Commercially available outbred mice for genome-wide association studies

Abstract

Genome-wide association studies using commercially available outbred mice can detect genes involved in phenotypes of biomedical interest. Useful populations need high-frequency alleles to ensure high power to detect quantitative trait loci (QTLs), low linkage disequilibrium between markers to obtain accurate mapping resolution, and an absence of population structure to prevent false positive associations. We surveyed 66 colonies for inbreeding, genetic diversity, and linkage disequilibrium, and we demonstrate that some have haplotype blocks of less than 100 Kb, enabling gene-level mapping resolution. The same alleles contribute to variation in different colonies, so that when mapping progress stalls in one, another can be used in its stead. Colonies are genetically diverse: 45% of the total genetic variation is attributable to differences between colonies. However, quantitative differences in allele frequencies, rather than the existence of private alleles, are responsible for these population differences. The colonies derive from a limited pool of ancestral haplotypes resembling those found in inbred strains: over 95% of sequence variants segregating in outbred populations are found in inbred strains. Consequently it is possible to impute the sequence of any mouse from a dense SNP map combined with inbred strain sequence data, which opens up the possibility of cataloguing and testing all variants for association, a situation that has so far eluded studies in completely outbred populations. We demonstrate the colonies' potential by identifying a deletion in the promoter of H2-Ea as the molecular change that strongly contributes to setting the ratio of CD4+ and CD8+ lymphocytes.

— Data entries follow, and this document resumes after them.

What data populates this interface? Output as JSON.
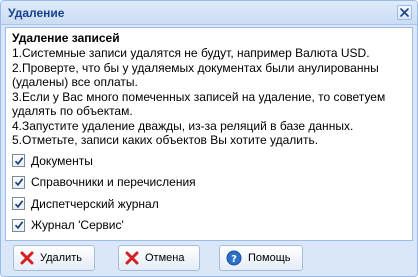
{
  "dialog": {
    "title": "Удаление",
    "heading": "Удаление записей",
    "lines": [
      "1.Системные записи удалятся не будут, например Валюта USD.",
      "2.Проверте, что бы у удаляемых документах были анулированны",
      "(удалены) все оплаты.",
      "3.Если у Вас много помеченных записей на удаление, то советуем",
      "удалять по объектам.",
      "4.Запустите удаление дважды, из-за реляций в базе данных.",
      "5.Отметьте, записи каких объектов Вы хотите удалить."
    ],
    "options": [
      {
        "label": "Документы",
        "checked": true
      },
      {
        "label": "Справочники и перечисления",
        "checked": true
      },
      {
        "label": "Диспетчерский журнал",
        "checked": true
      },
      {
        "label": "Журнал 'Сервис'",
        "checked": true
      }
    ]
  },
  "buttons": {
    "delete_label": "Удалить",
    "cancel_label": "Отмена",
    "help_label": "Помощь"
  },
  "icons": {
    "close": "close-icon",
    "delete": "red-x-icon",
    "cancel": "red-x-icon",
    "help": "help-icon"
  },
  "colors": {
    "title_text": "#15428b",
    "window_bg": "#d9e7f8",
    "border": "#99bbe8",
    "red_x": "#d42020",
    "help_blue": "#2a6fc9"
  }
}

Figure 1. Ancestry of commercially available outbred stocks.

Most outbreds have a common origin: they descend from a single Swiss colony of 200 mice from which 2 males and 7 females were imported to the Rockefeller Institute for Medical Research in New York . Outbred Swiss stocks currently available include NMRI, CFW, MF1, CD1, ICR, NIHS, ND4 and SW. Not all outbreds descend from Lausanne in Switzerland. Non-Swiss strains include CF-1, NSA, OF1, SABRA and TO. Details on the origin of colonies are provided in Text S1.

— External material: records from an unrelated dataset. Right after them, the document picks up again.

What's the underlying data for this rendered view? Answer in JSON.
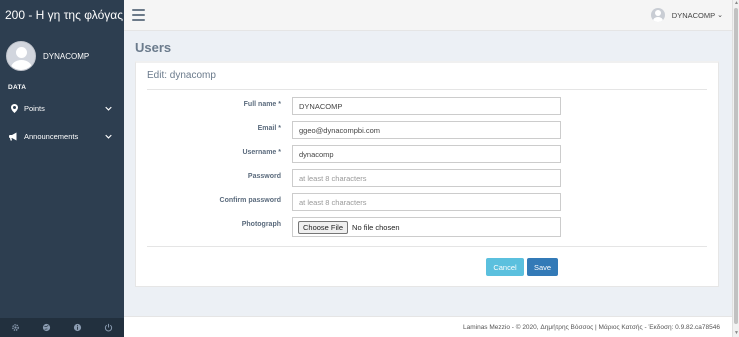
{
  "app": {
    "title": "200 - Η γη της φλόγας"
  },
  "sidebar": {
    "user_name": "DYNACOMP",
    "section_header": "DATA",
    "items": [
      {
        "label": "Points",
        "icon": "map-marker-icon"
      },
      {
        "label": "Announcements",
        "icon": "bullhorn-icon"
      }
    ],
    "footer_icons": [
      "gear-icon",
      "globe-icon",
      "info-icon",
      "power-icon"
    ]
  },
  "topbar": {
    "user_name": "DYNACOMP",
    "caret": "⌄"
  },
  "page": {
    "title": "Users",
    "box_title": "Edit: dynacomp",
    "fields": {
      "full_name": {
        "label": "Full name *",
        "value": "DYNACOMP"
      },
      "email": {
        "label": "Email *",
        "value": "ggeo@dynacompbi.com"
      },
      "username": {
        "label": "Username *",
        "value": "dynacomp"
      },
      "password": {
        "label": "Password",
        "placeholder": "at least 8 characters"
      },
      "confirm_password": {
        "label": "Confirm password",
        "placeholder": "at least 8 characters"
      },
      "photograph": {
        "label": "Photograph",
        "button": "Choose File",
        "status": "No file chosen"
      }
    },
    "buttons": {
      "cancel": "Cancel",
      "save": "Save"
    }
  },
  "footer": {
    "text": "Laminas Mezzio - © 2020, Δημήτρης Βόσσος | Μάριος Κατσής - Έκδοση: 0.9.82.ca78546"
  },
  "colors": {
    "sidebar": "#2d3e50",
    "cancel": "#5bc0de",
    "save": "#337ab7"
  }
}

Figure 2. Linkage disequilibrium decay radius (black) and minor allele frequencies (red) in outbred mice.

The scale of the vertical axis is megabases for the decay radius and ten times the value of the mean allele frequency (so a value of 2 is 0.2).

Figure 3. Proportion of laboratory inbred strain haplotypes found in commercial outbred stocks.

The region above the horizontal black line gives results from an analysis based on 351 markers from four regions in 66 colonies. Below the black line are results from a genome-wide analysis of 6 stocks. The degree of grey scale represents the contribution from each of the Perlegen re-sequenced strains to the outbred colonies.

Figure 4. Colonies, stocks, and ancestry.

Top two panels: relationship between colonies (top) and stocks (middle panel) shown by agglomerative clustering of Fst distances. Bottom panel: ancestry inferred from the FRAPPE program at K = 9. The length of each colored corresponds to the ancestry coefficient of each mouse, plotted along the horizontal axis. Mice are labeled by stock name (along the bottom) and by commercial provider along the top. Mice of the same colony were grouped together (giving rise to blocks of common ancestry, as seen for example to the right of the CD1 cluster) but individual colony labels omitted.

Figure 5. Association mapping of three phenotypes in three colonies.

The vertical scale is the negative logarithm (base10) of the P-value for the association; the horizontal scale is the position in megabases on the chromosome. On the left of the figure are results for ancestral haplotype reconstruction analysis (HAPPY) for all three colonies; on the right single marker association is shown for one colony for each phenotype: HsdWin:NMRI-NL for alkaline phosphatase; HsdWin:CFW-NL for high density lipoprotein and Crl:CFW(SW)-US_P08 for the CD4⁺/CD8⁺ T-cell ratio. LD structure around the associated SNP is shown by a red to white scale for r² = 0 to 1. For high density lipoprotein, each marker is represented by two diamonds. The right hand diamond of each pair is colored to show the r² with rs3476237 (at 173.6 Mb and the left hand the r² with rs3709584 (at 173.1 Mb). Gene annotations are taken from the UCSC genome browser.

Figure 6. A deletion in the promoter of the alpha chain of the MHC class II Eαβ heterodimer contributes to variation in the ratio of CD4⁺ to CD8⁺ T-lymphocytes.

On the left is shown PCR analysis of eight outbred mice demonstrating the presence of the deletion in the colony: smaller bands on the gel indicate animals with a homozygous deletion. On the right is shown the results of complementation with a transgene; the proportion of CD4+ and CD8+ cells was measured by flow cytometry in CD3+ splenocytes and CD3hi single-positive thymocytes of Eanull inbred NOD mice carrying the Ea16 complementing transgene (filled circles) or transgene-negative littermates (open circles).